With 15.1 million shares outstanding, equity is valued at just $85 million at the offer price as ACM raised just $11 million in gross proceeds. Operating with $8 million in net cash ahead of the offering, the company will operate with a net cash position of $18 million, which implies that operating assets are valued at just $67 million. Following the dismal pricing, shares actually jumped to $6 per share on their opening day, as the valuation of operating assets has jumped to $72 million.
That is just a modest valuation, as ACM is actually a very small business. The company generated just $27.4 million in revenues in 2016, and while the market was incredibly hot, sales were actually down 12% on an annual basis. Operating earnings fell from $4.9 million in 2015 to $3.5 million as a result of the sales deleveraging.

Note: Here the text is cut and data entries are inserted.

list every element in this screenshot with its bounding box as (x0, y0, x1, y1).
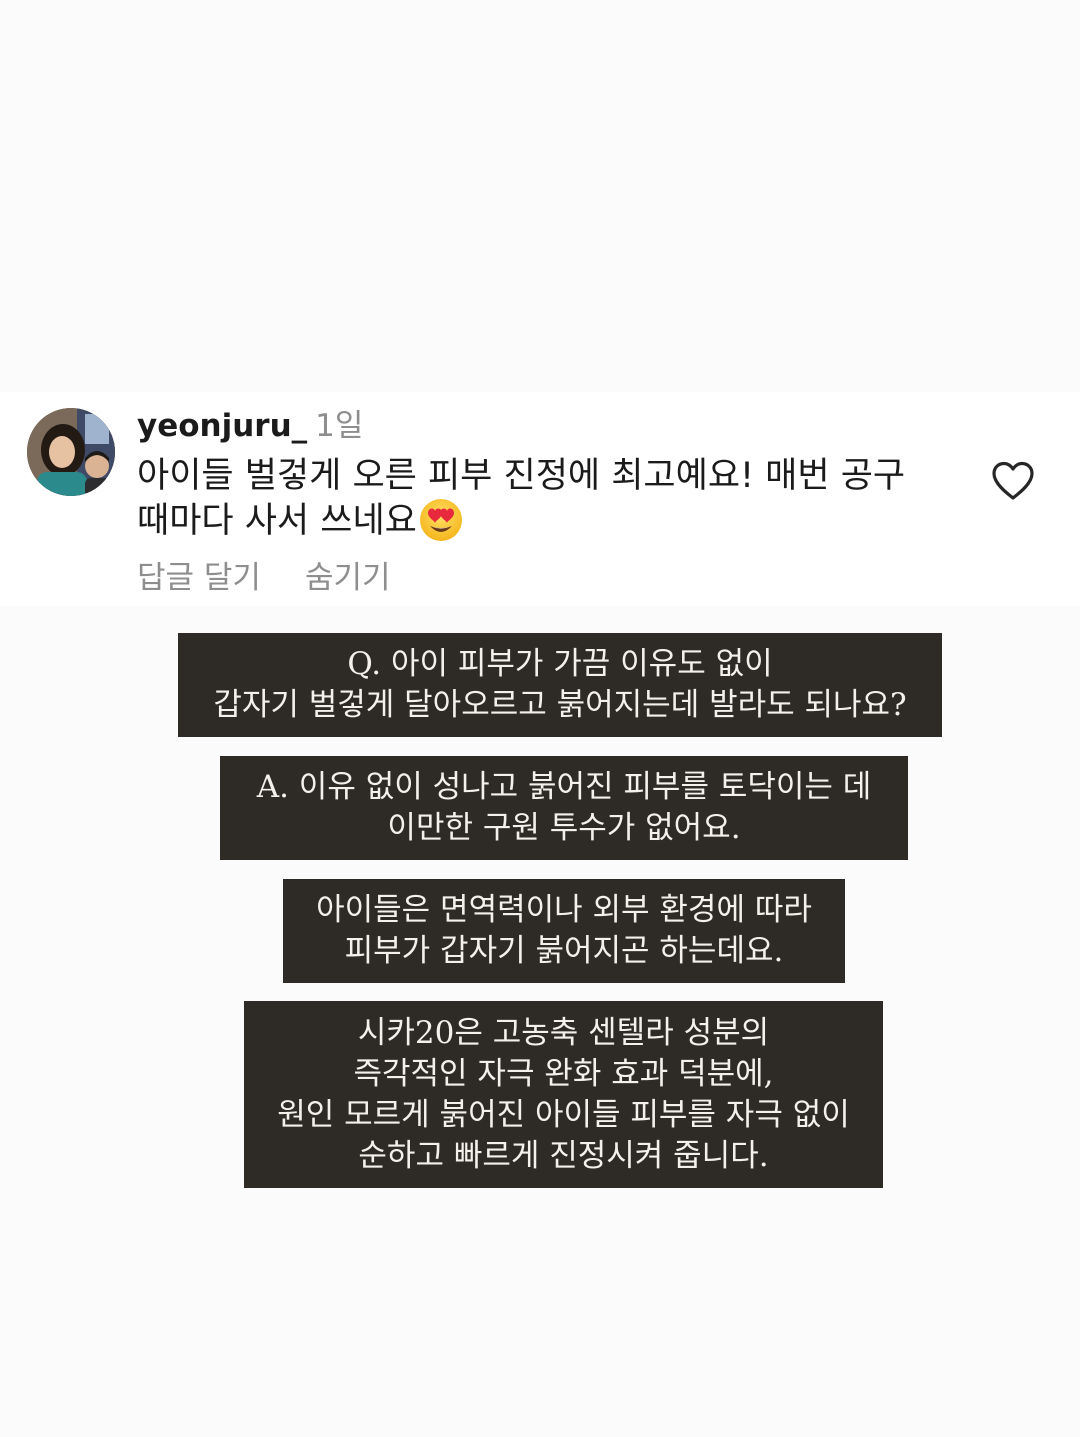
reply-button[interactable]: 답글 달기 (137, 560, 261, 596)
heart-eyes-emoji (419, 499, 462, 541)
caption-answer: A. 이유 없이 성나고 붉어진 피부를 토닥이는 데 이만한 구원 투수가 없… (220, 756, 908, 860)
comment-card: yeonjuru_ 1일 아이들 벌겋게 오른 피부 진정에 최고예요! 매번 공… (0, 392, 1080, 606)
comment-body: 아이들 벌겋게 오른 피부 진정에 최고예요! 매번 공구 때마다 사서 쓰네요 (137, 454, 937, 543)
caption-line: 아이들은 면역력이나 외부 환경에 따라 (316, 892, 812, 928)
caption-line: 원인 모르게 붉어진 아이들 피부를 자극 없이 (277, 1096, 850, 1133)
caption-product-benefit: 시카20은 고농축 센텔라 성분의 즉각적인 자극 완화 효과 덕분에, 원인 … (244, 1001, 883, 1188)
caption-line: 이만한 구원 투수가 없어요. (387, 810, 741, 846)
comment-meta: yeonjuru_ 1일 (137, 406, 363, 446)
hide-button[interactable]: 숨기기 (305, 560, 391, 596)
caption-line: 갑자기 벌겋게 달아오르고 붉어지는데 발라도 되나요? (213, 687, 907, 723)
caption-line: 시카20은 고농축 센텔라 성분의 (357, 1014, 770, 1051)
comment-actions: 답글 달기 숨기기 (137, 558, 391, 598)
comment-time: 1일 (315, 408, 364, 444)
avatar-photo (27, 408, 115, 496)
heart-outline-icon (992, 461, 1034, 500)
caption-line: A. 이유 없이 성나고 붉어진 피부를 토닥이는 데 (256, 769, 872, 805)
caption-line: 피부가 갑자기 붉어지곤 하는데요. (344, 933, 784, 969)
caption-line: Q. 아이 피부가 가끔 이유도 없이 (347, 646, 773, 682)
username[interactable]: yeonjuru_ (137, 408, 307, 444)
comment-text: 아이들 벌겋게 오른 피부 진정에 최고예요! 매번 공구 때마다 사서 쓰네요 (137, 456, 906, 541)
like-button[interactable] (990, 460, 1036, 502)
caption-explanation: 아이들은 면역력이나 외부 환경에 따라 피부가 갑자기 붉어지곤 하는데요. (283, 879, 845, 983)
avatar[interactable] (27, 408, 115, 496)
caption-question: Q. 아이 피부가 가끔 이유도 없이 갑자기 벌겋게 달아오르고 붉어지는데 … (178, 633, 942, 737)
caption-line: 순하고 빠르게 진정시켜 줍니다. (358, 1137, 769, 1174)
caption-line: 즉각적인 자극 완화 효과 덕분에, (353, 1055, 774, 1092)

Fortunately trends have improved a bit in the first six months of the year, which is an understatement. Revenues are up 77% for the period and came in at $14.4 million, as the second half of the year appears to be seasonally stronger. Despite the increase in sales, operating losses increased from $1.6 million to $1.8 million over the past six months. If the company can maintain this pace of growth, sales could approach $50 million this year. Unfortunately, management has not issued any comments about Q3 or the second half of the year.
If the $50 million sales number is realistic and the operating assets are valued at little over $70 million, the company trades at roughly 1.5 times sales. The company has many competitors (often local Chinese competitors) as well as Lam Research (NASDAQ:LRCX). This +$30 billion peer is on a huge run and trades at little over 3 times sales. In that sense the 1.5 times sales multiple looks modest, yet growth of ACM has been very disappointing in 2016, and ACM is actually posting losses at the moment while LAM is posting operating margins of nearly 30%.
Avoid Until More Is Known
For me it is very easy to avoid ACM Research. The company is not profitable, growth in 2016 has been disappointing despite new products/technologies and a very strong semiconductor sector, and no information is given about the expectations for the second half of 2017.
Technological change poses a real risk as well, as does customer concentration. The top three customers make up two thirds of sales in the first six months of the year. While SK Hynix (OTC:HXSCF) is still recognised by many Western investors, I doubt if they are familiar with Shanghai Huai and Yangtze Memory as well. The lack of earnings or substantial growth is worrying at a time when the sector is undergoing a huge boom.
I will anxiously await Q3 results before reconsidering my stance as more info will be given about the crucial second half of the year, but for now I am not trying to go bottom fishing yet.
Disclosure: I/we have no positions in any stocks mentioned, and no plans to initiate any positions within the next 72 hours.
I wrote this article myself, and it expresses my own opinions. I am not receiving compensation for it (other than from Seeking Alpha). I have no business relationship with any company whose stock is mentioned in this article.